Some of its genetic changes are known from other variants and we know they can affect transmissibility or allow immune evasion, but many are new and have not been studied as yet. While we can make some predictions, we are still studying how far the mutations will influence its behaviour.

We want to know about transmissibility, disease severity, and the ability of the virus to “escape” the immune response in vaccinated or recovered people. We are studying this in two ways.

Firstly, careful epidemiological studies seek to find out whether the new lineage shows changes in transmissibility, ability to infect vaccinated or previously infected individuals, and so on.

At the same time, laboratory studies examine the properties of the virus.
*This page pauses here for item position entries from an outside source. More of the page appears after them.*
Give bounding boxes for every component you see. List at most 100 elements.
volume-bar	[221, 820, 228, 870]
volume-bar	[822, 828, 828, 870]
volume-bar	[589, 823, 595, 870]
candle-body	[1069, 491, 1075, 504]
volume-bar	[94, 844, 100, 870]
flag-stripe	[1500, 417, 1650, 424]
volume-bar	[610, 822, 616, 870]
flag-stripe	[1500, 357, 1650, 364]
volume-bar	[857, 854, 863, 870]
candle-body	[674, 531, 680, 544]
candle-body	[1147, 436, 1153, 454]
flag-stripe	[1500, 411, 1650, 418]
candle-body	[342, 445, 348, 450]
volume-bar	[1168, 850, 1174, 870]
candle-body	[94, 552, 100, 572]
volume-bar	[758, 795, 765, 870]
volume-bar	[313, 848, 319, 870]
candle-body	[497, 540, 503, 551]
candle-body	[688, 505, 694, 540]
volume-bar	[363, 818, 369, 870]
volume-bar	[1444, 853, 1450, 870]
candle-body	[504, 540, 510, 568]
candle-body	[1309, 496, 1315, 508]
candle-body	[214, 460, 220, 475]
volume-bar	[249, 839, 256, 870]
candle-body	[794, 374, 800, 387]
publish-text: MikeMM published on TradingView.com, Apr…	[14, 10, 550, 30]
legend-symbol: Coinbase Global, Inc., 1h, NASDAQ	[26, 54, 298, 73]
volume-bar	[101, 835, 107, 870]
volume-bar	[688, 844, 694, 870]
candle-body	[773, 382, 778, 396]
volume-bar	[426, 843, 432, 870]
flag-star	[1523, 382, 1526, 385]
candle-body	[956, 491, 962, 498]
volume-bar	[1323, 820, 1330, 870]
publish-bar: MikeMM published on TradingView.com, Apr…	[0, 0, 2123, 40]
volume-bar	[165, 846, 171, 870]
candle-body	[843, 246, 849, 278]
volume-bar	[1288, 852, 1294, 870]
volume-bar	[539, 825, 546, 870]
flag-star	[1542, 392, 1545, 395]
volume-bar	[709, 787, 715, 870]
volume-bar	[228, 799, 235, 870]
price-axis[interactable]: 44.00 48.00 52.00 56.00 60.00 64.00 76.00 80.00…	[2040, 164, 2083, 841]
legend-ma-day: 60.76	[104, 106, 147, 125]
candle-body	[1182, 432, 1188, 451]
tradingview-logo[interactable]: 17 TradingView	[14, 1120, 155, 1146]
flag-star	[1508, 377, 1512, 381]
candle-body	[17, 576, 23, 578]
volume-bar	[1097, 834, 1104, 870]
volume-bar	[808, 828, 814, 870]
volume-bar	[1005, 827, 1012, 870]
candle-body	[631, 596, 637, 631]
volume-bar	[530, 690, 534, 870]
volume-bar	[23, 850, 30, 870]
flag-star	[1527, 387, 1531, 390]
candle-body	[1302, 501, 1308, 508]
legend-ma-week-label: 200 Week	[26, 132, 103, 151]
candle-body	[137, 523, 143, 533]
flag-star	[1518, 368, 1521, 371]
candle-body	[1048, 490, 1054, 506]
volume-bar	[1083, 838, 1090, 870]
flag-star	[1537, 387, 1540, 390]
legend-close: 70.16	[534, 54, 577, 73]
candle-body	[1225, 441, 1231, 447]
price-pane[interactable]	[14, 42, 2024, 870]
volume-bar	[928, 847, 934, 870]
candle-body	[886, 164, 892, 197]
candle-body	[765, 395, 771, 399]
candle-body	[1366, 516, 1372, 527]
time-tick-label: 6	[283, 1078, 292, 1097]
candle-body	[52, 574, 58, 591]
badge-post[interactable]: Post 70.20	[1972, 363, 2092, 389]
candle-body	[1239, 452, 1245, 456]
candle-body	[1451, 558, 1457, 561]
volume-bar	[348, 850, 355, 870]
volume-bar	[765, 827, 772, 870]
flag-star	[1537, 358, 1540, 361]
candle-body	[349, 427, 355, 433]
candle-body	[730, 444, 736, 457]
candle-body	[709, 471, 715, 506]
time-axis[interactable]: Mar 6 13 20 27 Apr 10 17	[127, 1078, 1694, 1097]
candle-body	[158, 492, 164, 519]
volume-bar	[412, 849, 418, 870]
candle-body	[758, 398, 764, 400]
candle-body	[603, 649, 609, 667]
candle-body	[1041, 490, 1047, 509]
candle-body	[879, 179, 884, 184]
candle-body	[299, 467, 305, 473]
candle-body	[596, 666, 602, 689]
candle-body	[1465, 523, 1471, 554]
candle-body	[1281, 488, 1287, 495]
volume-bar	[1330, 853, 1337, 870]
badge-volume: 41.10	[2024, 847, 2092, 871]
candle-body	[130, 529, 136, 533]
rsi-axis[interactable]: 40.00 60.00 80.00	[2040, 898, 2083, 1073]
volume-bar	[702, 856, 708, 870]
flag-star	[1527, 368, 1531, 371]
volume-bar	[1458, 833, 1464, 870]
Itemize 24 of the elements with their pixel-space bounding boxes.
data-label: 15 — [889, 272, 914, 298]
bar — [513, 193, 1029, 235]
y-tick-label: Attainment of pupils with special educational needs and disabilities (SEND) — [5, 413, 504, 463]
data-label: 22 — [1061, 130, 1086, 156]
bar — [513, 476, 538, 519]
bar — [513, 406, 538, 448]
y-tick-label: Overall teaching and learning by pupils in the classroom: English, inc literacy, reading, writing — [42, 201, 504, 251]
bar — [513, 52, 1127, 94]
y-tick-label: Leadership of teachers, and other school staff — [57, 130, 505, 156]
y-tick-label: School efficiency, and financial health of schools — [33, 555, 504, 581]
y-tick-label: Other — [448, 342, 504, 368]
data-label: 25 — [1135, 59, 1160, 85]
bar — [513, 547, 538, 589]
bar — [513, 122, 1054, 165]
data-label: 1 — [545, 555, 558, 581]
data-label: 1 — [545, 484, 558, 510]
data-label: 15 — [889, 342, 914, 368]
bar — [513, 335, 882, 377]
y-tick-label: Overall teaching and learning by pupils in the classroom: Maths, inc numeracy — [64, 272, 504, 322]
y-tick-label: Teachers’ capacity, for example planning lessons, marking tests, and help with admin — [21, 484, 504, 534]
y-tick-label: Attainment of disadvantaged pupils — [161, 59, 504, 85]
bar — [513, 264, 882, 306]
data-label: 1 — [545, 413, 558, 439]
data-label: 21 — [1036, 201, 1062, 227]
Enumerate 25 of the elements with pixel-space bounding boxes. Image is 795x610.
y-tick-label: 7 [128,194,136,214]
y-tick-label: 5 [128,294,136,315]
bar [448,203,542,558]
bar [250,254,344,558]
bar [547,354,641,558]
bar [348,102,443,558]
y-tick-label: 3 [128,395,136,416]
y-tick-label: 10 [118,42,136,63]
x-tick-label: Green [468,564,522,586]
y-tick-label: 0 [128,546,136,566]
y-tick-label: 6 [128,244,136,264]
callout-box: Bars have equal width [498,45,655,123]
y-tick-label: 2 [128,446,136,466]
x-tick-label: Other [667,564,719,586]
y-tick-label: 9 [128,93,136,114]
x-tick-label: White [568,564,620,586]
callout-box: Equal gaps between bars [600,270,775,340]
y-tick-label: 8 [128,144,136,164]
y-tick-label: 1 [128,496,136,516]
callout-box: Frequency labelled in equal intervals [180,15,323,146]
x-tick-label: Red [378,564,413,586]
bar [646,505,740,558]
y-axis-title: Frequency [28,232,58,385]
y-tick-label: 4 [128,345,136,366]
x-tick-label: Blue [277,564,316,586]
Its viral growth characteristics are compared with those of other virus variants and it is determined how well the virus can be neutralised by antibodies found in the blood of vaccinated or recovered individuals.

In the end, the full significance of the genetic changes observed in B.1.1.529 will become apparent when the results from all these different types of studies are considered. It is a complex, demanding and expensive undertaking, which will carry on for months, but indispensable to understand the virus better and devise the best strategies to combat it.